Turning to the IIP scheme, Muscat said that while the government had faced criticism, he was convinced that Malta was being attacked because of internal politics and because Malta’s scheme was the best one in the world. “And it is going to become better.”He said the government’s approach, of leading rather than administering meant taking risks, albeit calculated risks.

It was only in this way, said Muscat, that the country could be first in identifying new economic opportunities, as it was doing with medicinal cannabis and distributed ledger technologies.

On Air Malta, he said that after stabilising the airline, it would soon be announcing the opening of two new routes, between London and Sicily and Sardinia.

“In this way, we will truly become the airline of the Mediterranean,” said Muscat.

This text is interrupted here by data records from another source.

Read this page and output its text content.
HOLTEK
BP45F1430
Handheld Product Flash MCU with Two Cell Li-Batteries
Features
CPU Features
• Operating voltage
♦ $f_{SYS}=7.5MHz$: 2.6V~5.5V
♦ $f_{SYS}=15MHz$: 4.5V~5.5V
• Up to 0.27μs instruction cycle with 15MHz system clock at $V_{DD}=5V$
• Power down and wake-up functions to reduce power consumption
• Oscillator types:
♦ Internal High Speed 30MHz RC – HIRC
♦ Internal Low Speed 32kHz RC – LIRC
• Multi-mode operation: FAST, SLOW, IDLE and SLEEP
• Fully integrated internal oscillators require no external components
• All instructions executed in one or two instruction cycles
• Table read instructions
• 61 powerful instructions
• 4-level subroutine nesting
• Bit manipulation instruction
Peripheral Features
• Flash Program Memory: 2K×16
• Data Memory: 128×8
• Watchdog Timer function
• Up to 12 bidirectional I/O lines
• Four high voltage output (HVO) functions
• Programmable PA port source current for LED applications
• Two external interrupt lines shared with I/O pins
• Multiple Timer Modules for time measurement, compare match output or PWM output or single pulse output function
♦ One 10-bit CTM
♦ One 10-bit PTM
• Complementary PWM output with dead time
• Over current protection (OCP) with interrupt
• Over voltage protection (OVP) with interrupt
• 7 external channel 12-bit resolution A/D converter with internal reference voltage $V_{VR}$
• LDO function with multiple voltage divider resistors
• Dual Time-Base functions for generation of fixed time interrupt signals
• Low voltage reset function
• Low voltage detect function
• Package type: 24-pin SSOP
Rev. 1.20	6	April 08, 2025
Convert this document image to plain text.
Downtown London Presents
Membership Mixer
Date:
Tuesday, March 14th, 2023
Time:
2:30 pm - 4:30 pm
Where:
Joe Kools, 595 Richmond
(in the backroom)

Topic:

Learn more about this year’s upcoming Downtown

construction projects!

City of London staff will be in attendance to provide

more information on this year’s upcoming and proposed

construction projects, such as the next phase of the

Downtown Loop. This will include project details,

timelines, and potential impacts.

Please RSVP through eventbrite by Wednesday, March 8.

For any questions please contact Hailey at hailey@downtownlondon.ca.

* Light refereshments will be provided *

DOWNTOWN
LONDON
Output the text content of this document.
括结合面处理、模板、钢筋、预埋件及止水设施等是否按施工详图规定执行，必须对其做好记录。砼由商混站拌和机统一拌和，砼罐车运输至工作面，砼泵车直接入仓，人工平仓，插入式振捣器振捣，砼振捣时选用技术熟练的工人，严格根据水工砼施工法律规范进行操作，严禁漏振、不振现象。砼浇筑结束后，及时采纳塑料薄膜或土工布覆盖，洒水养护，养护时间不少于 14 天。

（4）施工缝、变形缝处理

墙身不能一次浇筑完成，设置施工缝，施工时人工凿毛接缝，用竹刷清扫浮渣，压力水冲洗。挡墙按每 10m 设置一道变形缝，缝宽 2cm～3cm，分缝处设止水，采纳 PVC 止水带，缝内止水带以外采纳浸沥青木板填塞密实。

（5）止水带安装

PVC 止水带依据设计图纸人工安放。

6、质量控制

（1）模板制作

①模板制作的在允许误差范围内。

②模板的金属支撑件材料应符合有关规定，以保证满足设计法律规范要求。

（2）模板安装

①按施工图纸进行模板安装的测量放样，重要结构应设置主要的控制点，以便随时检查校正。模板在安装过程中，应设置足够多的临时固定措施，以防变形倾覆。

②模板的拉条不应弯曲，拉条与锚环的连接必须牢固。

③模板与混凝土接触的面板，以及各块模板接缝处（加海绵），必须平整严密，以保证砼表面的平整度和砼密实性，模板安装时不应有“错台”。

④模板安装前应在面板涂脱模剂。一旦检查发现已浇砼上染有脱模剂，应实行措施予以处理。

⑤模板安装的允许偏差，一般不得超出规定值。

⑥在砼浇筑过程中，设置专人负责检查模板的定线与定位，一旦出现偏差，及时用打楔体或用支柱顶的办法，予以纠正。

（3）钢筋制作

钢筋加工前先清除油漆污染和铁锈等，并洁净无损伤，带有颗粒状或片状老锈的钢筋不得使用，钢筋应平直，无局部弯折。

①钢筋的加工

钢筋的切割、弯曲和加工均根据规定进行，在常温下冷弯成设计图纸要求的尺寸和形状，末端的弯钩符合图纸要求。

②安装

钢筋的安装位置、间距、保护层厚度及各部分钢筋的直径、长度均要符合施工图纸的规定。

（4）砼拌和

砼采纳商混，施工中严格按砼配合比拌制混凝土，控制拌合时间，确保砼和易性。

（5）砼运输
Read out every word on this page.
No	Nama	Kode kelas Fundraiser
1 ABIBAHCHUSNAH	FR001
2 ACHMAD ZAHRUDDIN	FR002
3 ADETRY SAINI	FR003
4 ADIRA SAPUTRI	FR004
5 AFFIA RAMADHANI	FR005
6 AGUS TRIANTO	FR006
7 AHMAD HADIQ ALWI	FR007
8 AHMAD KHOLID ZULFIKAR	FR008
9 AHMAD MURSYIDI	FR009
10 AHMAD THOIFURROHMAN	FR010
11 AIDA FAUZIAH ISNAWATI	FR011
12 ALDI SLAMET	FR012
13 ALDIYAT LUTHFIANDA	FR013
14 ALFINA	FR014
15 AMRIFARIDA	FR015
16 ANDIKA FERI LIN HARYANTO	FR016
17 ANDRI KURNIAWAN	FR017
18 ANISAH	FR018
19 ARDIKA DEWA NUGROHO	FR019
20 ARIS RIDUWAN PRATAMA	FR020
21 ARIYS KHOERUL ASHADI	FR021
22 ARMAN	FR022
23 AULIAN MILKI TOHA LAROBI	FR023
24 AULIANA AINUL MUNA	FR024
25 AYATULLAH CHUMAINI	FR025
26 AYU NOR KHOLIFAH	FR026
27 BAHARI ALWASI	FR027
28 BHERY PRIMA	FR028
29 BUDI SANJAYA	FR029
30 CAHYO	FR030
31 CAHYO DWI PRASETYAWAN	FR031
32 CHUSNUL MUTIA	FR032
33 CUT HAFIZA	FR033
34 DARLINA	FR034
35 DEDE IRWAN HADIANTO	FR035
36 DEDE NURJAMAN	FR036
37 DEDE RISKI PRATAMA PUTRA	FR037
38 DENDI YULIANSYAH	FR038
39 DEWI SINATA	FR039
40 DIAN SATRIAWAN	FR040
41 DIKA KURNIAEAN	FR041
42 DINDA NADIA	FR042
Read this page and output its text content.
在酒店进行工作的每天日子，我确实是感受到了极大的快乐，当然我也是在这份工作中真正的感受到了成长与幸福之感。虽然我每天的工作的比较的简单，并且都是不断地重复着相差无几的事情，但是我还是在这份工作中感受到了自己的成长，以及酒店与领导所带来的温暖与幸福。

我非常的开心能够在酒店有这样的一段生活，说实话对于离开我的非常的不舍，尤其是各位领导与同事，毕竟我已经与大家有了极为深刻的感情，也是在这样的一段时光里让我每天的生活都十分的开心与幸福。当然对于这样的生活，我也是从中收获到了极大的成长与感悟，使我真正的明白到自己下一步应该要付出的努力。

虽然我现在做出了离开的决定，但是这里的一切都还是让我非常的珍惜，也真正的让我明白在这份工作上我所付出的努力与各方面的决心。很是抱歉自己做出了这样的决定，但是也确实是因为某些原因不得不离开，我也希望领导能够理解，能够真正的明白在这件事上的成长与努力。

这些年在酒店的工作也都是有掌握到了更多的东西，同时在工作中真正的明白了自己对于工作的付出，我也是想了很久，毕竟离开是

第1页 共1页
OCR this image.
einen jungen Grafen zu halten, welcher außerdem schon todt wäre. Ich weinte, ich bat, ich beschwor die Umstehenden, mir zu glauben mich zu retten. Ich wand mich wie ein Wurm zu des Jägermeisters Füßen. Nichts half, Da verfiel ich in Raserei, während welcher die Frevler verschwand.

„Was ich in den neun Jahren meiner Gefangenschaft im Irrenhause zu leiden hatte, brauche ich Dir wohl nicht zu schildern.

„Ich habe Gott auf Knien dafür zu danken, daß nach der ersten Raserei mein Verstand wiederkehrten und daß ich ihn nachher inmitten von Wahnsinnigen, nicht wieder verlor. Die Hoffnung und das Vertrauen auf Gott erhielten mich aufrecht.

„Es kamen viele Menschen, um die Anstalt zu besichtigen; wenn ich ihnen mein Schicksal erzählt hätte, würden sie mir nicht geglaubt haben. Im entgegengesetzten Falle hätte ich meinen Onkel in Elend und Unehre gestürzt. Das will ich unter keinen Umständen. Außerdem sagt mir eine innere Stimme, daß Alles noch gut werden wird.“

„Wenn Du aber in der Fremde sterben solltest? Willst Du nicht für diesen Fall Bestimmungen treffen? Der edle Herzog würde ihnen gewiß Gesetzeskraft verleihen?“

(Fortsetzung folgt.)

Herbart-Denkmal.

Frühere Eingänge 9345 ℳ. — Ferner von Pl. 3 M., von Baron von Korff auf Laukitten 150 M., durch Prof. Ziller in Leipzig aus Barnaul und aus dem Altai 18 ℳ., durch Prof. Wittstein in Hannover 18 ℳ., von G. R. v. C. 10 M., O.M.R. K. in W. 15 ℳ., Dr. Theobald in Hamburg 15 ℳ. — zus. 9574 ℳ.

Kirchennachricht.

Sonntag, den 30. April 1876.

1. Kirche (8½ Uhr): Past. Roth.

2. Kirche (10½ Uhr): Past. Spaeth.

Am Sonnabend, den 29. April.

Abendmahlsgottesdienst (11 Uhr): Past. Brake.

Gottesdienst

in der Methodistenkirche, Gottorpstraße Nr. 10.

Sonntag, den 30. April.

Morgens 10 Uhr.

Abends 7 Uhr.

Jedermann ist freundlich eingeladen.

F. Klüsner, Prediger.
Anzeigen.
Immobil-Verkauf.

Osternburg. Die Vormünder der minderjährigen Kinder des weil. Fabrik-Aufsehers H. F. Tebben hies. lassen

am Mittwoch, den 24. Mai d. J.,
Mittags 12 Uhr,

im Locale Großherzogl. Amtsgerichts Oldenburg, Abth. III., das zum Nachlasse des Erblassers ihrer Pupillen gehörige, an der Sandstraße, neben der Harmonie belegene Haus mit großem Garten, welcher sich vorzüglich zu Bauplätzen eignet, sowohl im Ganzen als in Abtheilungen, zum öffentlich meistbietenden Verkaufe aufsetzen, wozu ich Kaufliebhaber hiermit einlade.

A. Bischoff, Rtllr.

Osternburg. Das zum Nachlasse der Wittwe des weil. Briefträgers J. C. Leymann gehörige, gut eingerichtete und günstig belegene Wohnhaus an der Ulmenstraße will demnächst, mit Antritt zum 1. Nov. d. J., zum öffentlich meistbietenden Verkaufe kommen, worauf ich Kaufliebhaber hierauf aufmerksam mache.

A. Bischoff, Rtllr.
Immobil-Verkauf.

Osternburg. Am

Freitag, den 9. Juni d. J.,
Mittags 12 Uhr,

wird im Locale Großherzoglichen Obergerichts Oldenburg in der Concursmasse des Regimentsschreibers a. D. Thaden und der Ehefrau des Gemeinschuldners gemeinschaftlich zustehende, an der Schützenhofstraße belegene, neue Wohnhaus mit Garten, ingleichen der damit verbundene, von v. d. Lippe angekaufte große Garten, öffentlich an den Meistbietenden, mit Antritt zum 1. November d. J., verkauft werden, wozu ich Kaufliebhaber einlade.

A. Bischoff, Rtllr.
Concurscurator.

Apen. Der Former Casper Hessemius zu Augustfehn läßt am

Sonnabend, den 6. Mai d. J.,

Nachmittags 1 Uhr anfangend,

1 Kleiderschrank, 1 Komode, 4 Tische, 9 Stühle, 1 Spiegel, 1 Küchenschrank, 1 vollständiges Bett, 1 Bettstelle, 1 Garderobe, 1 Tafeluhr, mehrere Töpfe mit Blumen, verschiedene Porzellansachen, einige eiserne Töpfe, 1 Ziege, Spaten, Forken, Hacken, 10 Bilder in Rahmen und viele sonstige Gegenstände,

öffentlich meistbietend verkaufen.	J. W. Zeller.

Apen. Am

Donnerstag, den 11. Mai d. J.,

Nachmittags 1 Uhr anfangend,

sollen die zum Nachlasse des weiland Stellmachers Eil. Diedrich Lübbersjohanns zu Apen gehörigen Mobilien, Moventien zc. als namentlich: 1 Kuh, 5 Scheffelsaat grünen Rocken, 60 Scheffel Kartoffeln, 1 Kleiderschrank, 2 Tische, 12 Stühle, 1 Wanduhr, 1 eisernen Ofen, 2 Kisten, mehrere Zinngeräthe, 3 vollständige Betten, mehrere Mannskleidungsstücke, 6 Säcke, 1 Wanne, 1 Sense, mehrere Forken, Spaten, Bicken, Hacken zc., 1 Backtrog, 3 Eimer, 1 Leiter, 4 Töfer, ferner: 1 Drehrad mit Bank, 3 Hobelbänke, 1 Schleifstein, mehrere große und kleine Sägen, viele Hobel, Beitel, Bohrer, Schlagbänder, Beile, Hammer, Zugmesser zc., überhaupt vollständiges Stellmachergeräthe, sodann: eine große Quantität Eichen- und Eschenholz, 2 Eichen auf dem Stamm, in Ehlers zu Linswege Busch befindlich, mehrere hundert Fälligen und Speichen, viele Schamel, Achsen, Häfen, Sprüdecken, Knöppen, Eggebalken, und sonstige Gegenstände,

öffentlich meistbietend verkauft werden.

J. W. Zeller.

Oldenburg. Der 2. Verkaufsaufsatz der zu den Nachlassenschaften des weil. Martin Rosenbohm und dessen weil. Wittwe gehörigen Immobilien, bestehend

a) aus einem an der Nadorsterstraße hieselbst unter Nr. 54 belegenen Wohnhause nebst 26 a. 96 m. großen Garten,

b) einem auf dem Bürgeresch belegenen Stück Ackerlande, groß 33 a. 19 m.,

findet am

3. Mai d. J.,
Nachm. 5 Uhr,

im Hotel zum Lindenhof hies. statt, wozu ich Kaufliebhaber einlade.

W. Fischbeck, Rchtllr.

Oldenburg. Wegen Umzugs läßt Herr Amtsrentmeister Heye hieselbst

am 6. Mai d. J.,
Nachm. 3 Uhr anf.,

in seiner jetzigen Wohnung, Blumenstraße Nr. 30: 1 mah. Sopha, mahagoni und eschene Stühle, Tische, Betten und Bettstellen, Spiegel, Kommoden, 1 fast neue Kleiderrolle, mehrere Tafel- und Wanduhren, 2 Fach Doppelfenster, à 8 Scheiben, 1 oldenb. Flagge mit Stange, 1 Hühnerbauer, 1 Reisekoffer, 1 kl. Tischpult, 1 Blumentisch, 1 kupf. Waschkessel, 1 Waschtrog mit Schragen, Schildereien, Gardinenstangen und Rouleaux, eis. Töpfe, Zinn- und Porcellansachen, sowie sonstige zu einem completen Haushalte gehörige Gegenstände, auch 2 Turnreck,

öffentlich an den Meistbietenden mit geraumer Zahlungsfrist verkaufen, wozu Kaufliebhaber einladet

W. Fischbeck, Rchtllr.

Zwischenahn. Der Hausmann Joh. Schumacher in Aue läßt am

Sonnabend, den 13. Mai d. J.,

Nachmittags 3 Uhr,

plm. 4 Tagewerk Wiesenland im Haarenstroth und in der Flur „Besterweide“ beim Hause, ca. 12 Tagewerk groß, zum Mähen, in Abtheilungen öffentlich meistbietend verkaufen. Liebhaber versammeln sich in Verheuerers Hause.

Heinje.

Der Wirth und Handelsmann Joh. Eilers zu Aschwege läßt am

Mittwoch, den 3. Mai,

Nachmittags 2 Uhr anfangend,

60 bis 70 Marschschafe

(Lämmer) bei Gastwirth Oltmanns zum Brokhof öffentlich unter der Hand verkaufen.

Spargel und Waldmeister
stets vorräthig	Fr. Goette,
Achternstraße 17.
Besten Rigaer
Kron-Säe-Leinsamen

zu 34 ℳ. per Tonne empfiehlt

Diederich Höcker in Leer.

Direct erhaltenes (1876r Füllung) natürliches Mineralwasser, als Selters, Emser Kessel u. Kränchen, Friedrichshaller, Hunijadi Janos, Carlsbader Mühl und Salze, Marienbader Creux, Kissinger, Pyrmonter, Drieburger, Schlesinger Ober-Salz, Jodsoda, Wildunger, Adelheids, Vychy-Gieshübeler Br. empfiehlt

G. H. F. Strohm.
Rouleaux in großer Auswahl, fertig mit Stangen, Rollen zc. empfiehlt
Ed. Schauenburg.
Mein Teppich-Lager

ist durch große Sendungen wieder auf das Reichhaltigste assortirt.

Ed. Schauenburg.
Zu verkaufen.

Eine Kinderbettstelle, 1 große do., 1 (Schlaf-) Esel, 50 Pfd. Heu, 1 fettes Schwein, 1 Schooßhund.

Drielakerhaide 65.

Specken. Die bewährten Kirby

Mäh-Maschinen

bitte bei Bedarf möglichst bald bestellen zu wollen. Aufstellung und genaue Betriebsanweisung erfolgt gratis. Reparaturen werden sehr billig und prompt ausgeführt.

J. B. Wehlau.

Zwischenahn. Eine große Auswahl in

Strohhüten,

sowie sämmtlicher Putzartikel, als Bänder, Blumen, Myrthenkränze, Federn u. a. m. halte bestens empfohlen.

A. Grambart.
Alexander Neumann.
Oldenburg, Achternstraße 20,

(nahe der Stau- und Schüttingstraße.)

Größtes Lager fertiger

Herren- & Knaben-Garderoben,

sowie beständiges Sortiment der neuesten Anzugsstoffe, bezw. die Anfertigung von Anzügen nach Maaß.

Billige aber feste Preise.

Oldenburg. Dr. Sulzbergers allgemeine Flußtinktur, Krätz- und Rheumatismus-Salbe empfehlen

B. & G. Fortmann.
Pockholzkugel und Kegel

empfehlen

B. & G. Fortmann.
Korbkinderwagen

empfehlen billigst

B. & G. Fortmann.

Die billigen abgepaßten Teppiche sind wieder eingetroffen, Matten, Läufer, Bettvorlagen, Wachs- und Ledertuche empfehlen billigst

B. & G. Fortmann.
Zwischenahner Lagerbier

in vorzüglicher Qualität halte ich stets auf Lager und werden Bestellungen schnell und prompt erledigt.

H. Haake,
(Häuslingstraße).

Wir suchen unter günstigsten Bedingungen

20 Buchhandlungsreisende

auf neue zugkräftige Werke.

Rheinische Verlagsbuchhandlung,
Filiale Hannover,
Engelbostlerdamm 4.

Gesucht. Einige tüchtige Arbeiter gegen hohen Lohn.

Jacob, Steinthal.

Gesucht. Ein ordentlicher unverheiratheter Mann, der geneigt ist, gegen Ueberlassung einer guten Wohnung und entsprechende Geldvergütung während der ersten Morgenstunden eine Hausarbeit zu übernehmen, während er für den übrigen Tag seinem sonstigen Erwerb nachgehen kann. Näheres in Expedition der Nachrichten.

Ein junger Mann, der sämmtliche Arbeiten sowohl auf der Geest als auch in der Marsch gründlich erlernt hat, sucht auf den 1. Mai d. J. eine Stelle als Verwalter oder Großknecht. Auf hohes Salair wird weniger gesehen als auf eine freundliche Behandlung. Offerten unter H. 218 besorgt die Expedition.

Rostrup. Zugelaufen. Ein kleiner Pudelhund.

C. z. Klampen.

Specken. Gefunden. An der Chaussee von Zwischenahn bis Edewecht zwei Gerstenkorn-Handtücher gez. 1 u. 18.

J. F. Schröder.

The Prime Minister also touched upon the healthcare sector, where he said the use of public-private partnerships would allow the country to have three new hospitals.  On Mount Carmel hospital, Muscat said that criticism was justified, but noted that the hospital had been allowed to fall into disrepair long before the Labour Party came to power.

He said that during the past week, there had been an important announcement regarding Hepatitis C treatment, where it was announced that the government would be offering treatment to patients for free.

He explained that in the past, not much could be done to treat the disease, but recent pharmaceutical advancements had not made this possible, albeit at a very high cost.

The government, said Muscat, had negotiated a price with a supplied, and was now in a position to offer this treatment for free and by 2025, become the first country in the world to eradicate the disease.

“This is what makes us proud of the fact that we are leading not administering,” said Muscat. “Others used to have problems stocking up on blood pressure medicines.”